I disagree with wetting the hishigame. The ito should conform to the paper...not to have the paper conform to the ito. You must force the ito to follow a crisp line. Its like the filling in a little pie or pillow. It forces the outside fabric to adhere to the dimensions of the filling.....Little wedge shaped ravioli. *CrAp*...now I'm hungry!

The exact width, taper, length, and thickness of the form will, to some degree, determine the same dimensions of the triangular shaped opening where the same' (rayskin) shows though. It is critical that it not be outside the design limitations of the handle dimensions...IE, you can't make a 30mm high diamond opening out of a 25mm high handle. There is a limit to how much shaping can occur with the shape and dimensions of the hishigame.

Also, as far as alternatives to silk or cotton tsukaito go, anything that approximates a tape or thread will do. I *really* like the effect of taking parachute cord (paracord) and removing the center strands from a section and then using the "tube" that is left over as ito for wrapping. I bought a bunch of 50' hanks of paracord from Happy Camper.com in various colors. Works really well and it is cheap when compared to anything that is imported from Japan.

Just to show you my heart is in the right place, I leave you with a picture of an "alternatively" wrapped short sword. The blade is, of course, by Howard Clark. The wrap is pink paracord over white nylon string. We decided that the pink was...well, too punk. So we changed it to black so the sword would appear more normal.



pinkpunk.jpg


I always liked the pink better.

Later Dudes!
Brian
 
Holy that wrap is totally cool Brian! One last question on Hishigami. Do you glue your paper wedges prior to wrapping and do you use a vise? (sorry, 2 questions:)) Thanks again for all the valuable info.

Hugh
 
That was a good post Galloglas. One quick question, if you use glue on the handle does this messthe wraping up if you want to take it off and wrap it again? It just seems like the glue would be easy too on the wrapping material.
 
3/16ths,

Yes, I use glue on my paper forms (hishigame). I actually use construction paper that is folded over about 5 to 7 times and then I use wood glue to seal the last fold. I let it dry while clamped between two boards and then cut the triagular shaped wedges out with a sharp exacto knife.
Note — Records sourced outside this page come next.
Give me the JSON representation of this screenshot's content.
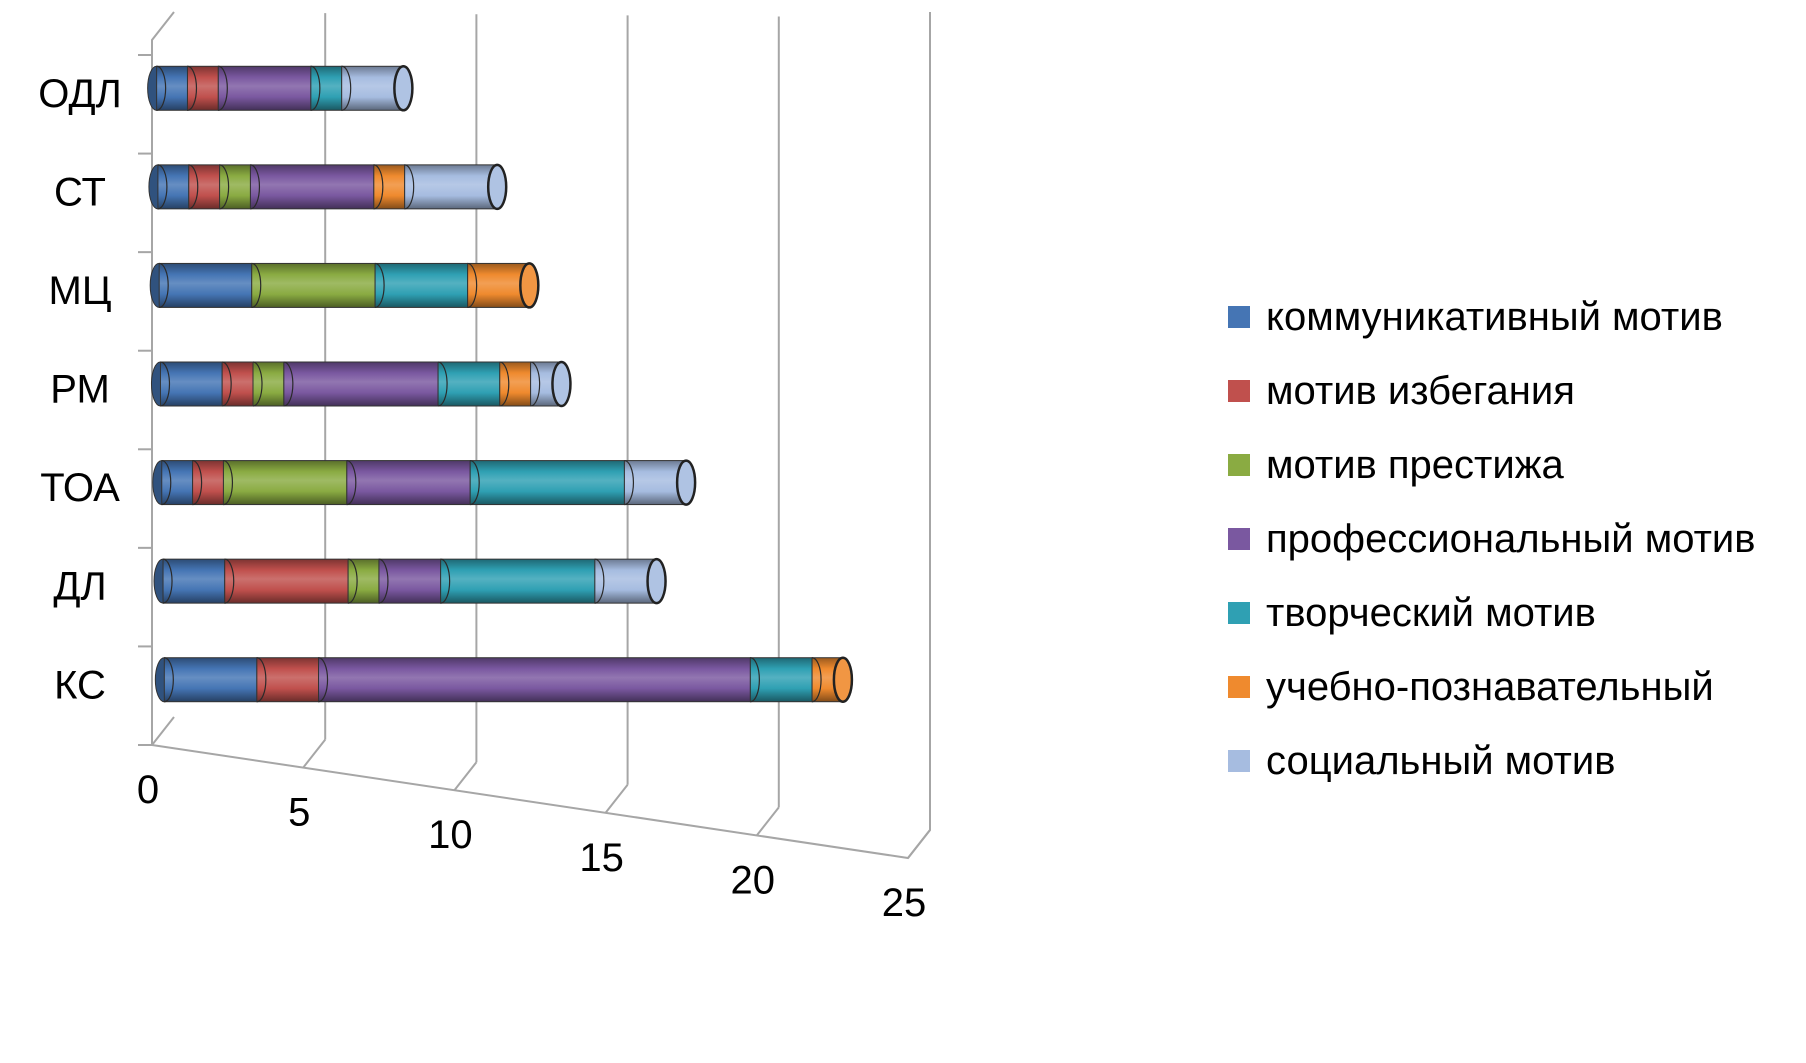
{
  "chart_data": {
    "type": "bar",
    "orientation": "horizontal",
    "stacked": true,
    "style": "3d-cylinder",
    "title": "",
    "xlabel": "",
    "ylabel": "",
    "xlim": [
      0,
      25
    ],
    "x_ticks": [
      0,
      5,
      10,
      15,
      20,
      25
    ],
    "grid": true,
    "legend_position": "right",
    "categories": [
      "ОДЛ",
      "СТ",
      "МЦ",
      "РМ",
      "ТОА",
      "ДЛ",
      "КС"
    ],
    "series": [
      {
        "name": "коммуникативный мотив",
        "color": "#4575b4",
        "values": [
          1,
          1,
          3,
          2,
          1,
          2,
          3
        ]
      },
      {
        "name": "мотив избегания",
        "color": "#c0504d",
        "values": [
          1,
          1,
          0,
          1,
          1,
          4,
          2
        ]
      },
      {
        "name": "мотив престижа",
        "color": "#8aab42",
        "values": [
          0,
          1,
          4,
          1,
          4,
          1,
          0
        ]
      },
      {
        "name": "профессиональный мотив",
        "color": "#7a58a0",
        "values": [
          3,
          4,
          0,
          5,
          4,
          2,
          14
        ]
      },
      {
        "name": "творческий мотив",
        "color": "#2fa0b3",
        "values": [
          1,
          0,
          3,
          2,
          5,
          5,
          2
        ]
      },
      {
        "name": "учебно-познавательный",
        "color": "#ef8a2e",
        "values": [
          0,
          1,
          2,
          1,
          0,
          0,
          1
        ]
      },
      {
        "name": "социальный мотив",
        "color": "#a6bce0",
        "values": [
          2,
          3,
          0,
          1,
          2,
          2,
          0
        ]
      }
    ]
  }
}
Generally, wrapping a handle without a vise or some sort of jig to hold the handle and a good clamp is really tough. You have to support the work and clamp the last wrap in order to flip the whole thing over and do the other side. It doesn't need to be really all that tight if you are going to rub epoxy or super glue into the wrap as the glue will hold it all together and prevent shifting.

mpj13,

Any glue that is not dry on the handle will pretty much screw up the wrapping material if you try to remove it and try again. Glue and second trys are pretty much mutually exclusive concepts! ;)

You want to make sure anything you do in terms of wrapping are as good as you can make them before you add glue or epopxy to the recipe.
Steve Corkum did a cool article in Knives Illustrated in the June issue about wrapping Japanese style knife handles using epoxy. He does not (or did not in this article) use hishigame but his results seem pretty fair judging by the popularity of his knives! If you can find a copy of this read it and study it.